Où l’homme atteint le milieu exact de sa vie,

Un fragment de seconde,

Une fugitive parcelle de temps plus rapide qu’un regard,

Plus rapide que le sommet des pâmoisons amoureuses,

Plus rapide que la lumière.

Et l’homme est sensible à ce moment.
De longues avenues entre des frondaisons

S’allongent vers la tour où sommeille une dame

Dont la beauté résiste aux baisers, aux saisons,

Comme une étoile au vent, comme un rocher aux lames.
Un bateau frémissant s’enfonce et gueule.

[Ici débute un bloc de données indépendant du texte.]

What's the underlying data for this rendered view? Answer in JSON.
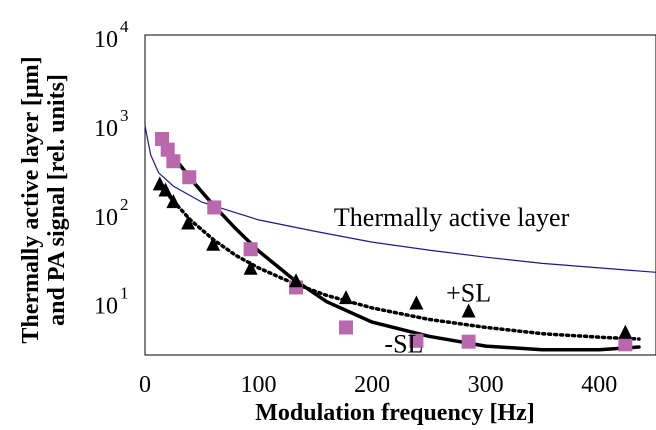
{
  "chart_data": {
    "type": "scatter",
    "xlabel": "Modulation frequency [Hz]",
    "ylabel_lines": [
      "Thermally active layer [µm]",
      "and PA signal [rel. units]"
    ],
    "xlim": [
      0,
      450
    ],
    "ylim": [
      0.4,
      4
    ],
    "y_scale": "log-style labels",
    "grid": false,
    "x_ticks": [
      {
        "value": 0,
        "label": "0"
      },
      {
        "value": 100,
        "label": "100"
      },
      {
        "value": 200,
        "label": "200"
      },
      {
        "value": 300,
        "label": "300"
      },
      {
        "value": 400,
        "label": "400"
      }
    ],
    "y_ticks": [
      {
        "value": 1,
        "base": "10",
        "exp": "1"
      },
      {
        "value": 2,
        "base": "10",
        "exp": "2"
      },
      {
        "value": 3,
        "base": "10",
        "exp": "3"
      },
      {
        "value": 4,
        "base": "10",
        "exp": "4"
      }
    ],
    "series": [
      {
        "name": "-SL",
        "marker": "square",
        "color": "#b968ad",
        "points": [
          [
            15,
            2.83
          ],
          [
            20,
            2.71
          ],
          [
            25,
            2.58
          ],
          [
            39,
            2.4
          ],
          [
            61,
            2.06
          ],
          [
            93,
            1.59
          ],
          [
            133,
            1.16
          ],
          [
            177,
            0.71
          ],
          [
            239,
            0.56
          ],
          [
            285,
            0.55
          ],
          [
            423,
            0.52
          ]
        ]
      },
      {
        "name": "+SL",
        "marker": "triangle",
        "color": "#000000",
        "points": [
          [
            13,
            2.32
          ],
          [
            18,
            2.25
          ],
          [
            25,
            2.12
          ],
          [
            38,
            1.88
          ],
          [
            60,
            1.64
          ],
          [
            93,
            1.37
          ],
          [
            133,
            1.23
          ],
          [
            177,
            1.04
          ],
          [
            239,
            0.98
          ],
          [
            285,
            0.89
          ],
          [
            423,
            0.65
          ]
        ]
      }
    ],
    "curves": [
      {
        "name": "Thermally active layer",
        "style": "thin",
        "color": "#1a1a8a",
        "points": [
          [
            0,
            2.98
          ],
          [
            5,
            2.65
          ],
          [
            12,
            2.45
          ],
          [
            25,
            2.3
          ],
          [
            50,
            2.12
          ],
          [
            100,
            1.92
          ],
          [
            150,
            1.79
          ],
          [
            200,
            1.67
          ],
          [
            250,
            1.58
          ],
          [
            300,
            1.5
          ],
          [
            350,
            1.43
          ],
          [
            400,
            1.38
          ],
          [
            450,
            1.33
          ]
        ]
      },
      {
        "name": "-SL fit",
        "style": "solid",
        "color": "#000000",
        "points": [
          [
            12,
            2.87
          ],
          [
            20,
            2.72
          ],
          [
            30,
            2.55
          ],
          [
            45,
            2.31
          ],
          [
            60,
            2.09
          ],
          [
            80,
            1.82
          ],
          [
            100,
            1.57
          ],
          [
            130,
            1.26
          ],
          [
            160,
            1.0
          ],
          [
            200,
            0.77
          ],
          [
            250,
            0.61
          ],
          [
            300,
            0.5
          ],
          [
            350,
            0.46
          ],
          [
            400,
            0.46
          ],
          [
            435,
            0.49
          ]
        ]
      },
      {
        "name": "+SL fit",
        "style": "dotted",
        "color": "#000000",
        "points": [
          [
            12,
            2.34
          ],
          [
            25,
            2.13
          ],
          [
            40,
            1.92
          ],
          [
            60,
            1.7
          ],
          [
            80,
            1.52
          ],
          [
            100,
            1.38
          ],
          [
            130,
            1.21
          ],
          [
            160,
            1.07
          ],
          [
            200,
            0.93
          ],
          [
            250,
            0.8
          ],
          [
            300,
            0.71
          ],
          [
            350,
            0.64
          ],
          [
            400,
            0.6
          ],
          [
            435,
            0.58
          ]
        ]
      }
    ],
    "annotations": [
      {
        "text": "Thermally active layer",
        "x": 270,
        "y": 1.85
      },
      {
        "text": "+SL",
        "x": 285,
        "y": 1.0
      },
      {
        "text": "-SL",
        "x": 228,
        "y": 0.43
      }
    ]
  }
}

Au sommet d’un arbre claque un drapeau.

Une femme bien peignée, mais dont les bas tombent sur les souliers

Apparaît au coin d’une rue,

Exaltée, frémissante,

Protégeant de sa main une lampe surannée qui fume.
Et encore un débardeur ivre chante au coin d’un pont,

Et encore une amante mord les lèvres de son amant,

Et encore un pétale de rose tombe sur un lit vide,

Et encore trois pendules sonnent la même heure

À quelques minutes d’intervalle,

Et encore un homme qui passe dans une rue se retourne

Parce-que l’on a crié son prénom,

Mais ce n’est pas lui que cette femme appelle,

Et encore un ministre en grande tenue,

Désagréablement gêné par le pan de sa chemise coincé entre son pantalon et son caleçon,

Inaugure un orphelinat,

Et encore d’un camion lancé à toute vitesse

Dans les rues vides de la nuit

Tombe une tomate merveilleuse qui roule dans le ruisseau

Et qui sera balayée plus tard,

Et encore un incendie s’allume au sixième étage d’une maison

Qui flambe au cœur de la ville silencieuse et indifférente,

Et encore un homme entend une chanson

Oubliée depuis longtemps, et l’oubliera de nouveau,

Et encore maintes choses,

Maintes autres choses que l’homme voit à l’instant précis du milieu de sa vie,

Maintes autres choses se déroulent longuement dans le plus court des courts instants de la terre.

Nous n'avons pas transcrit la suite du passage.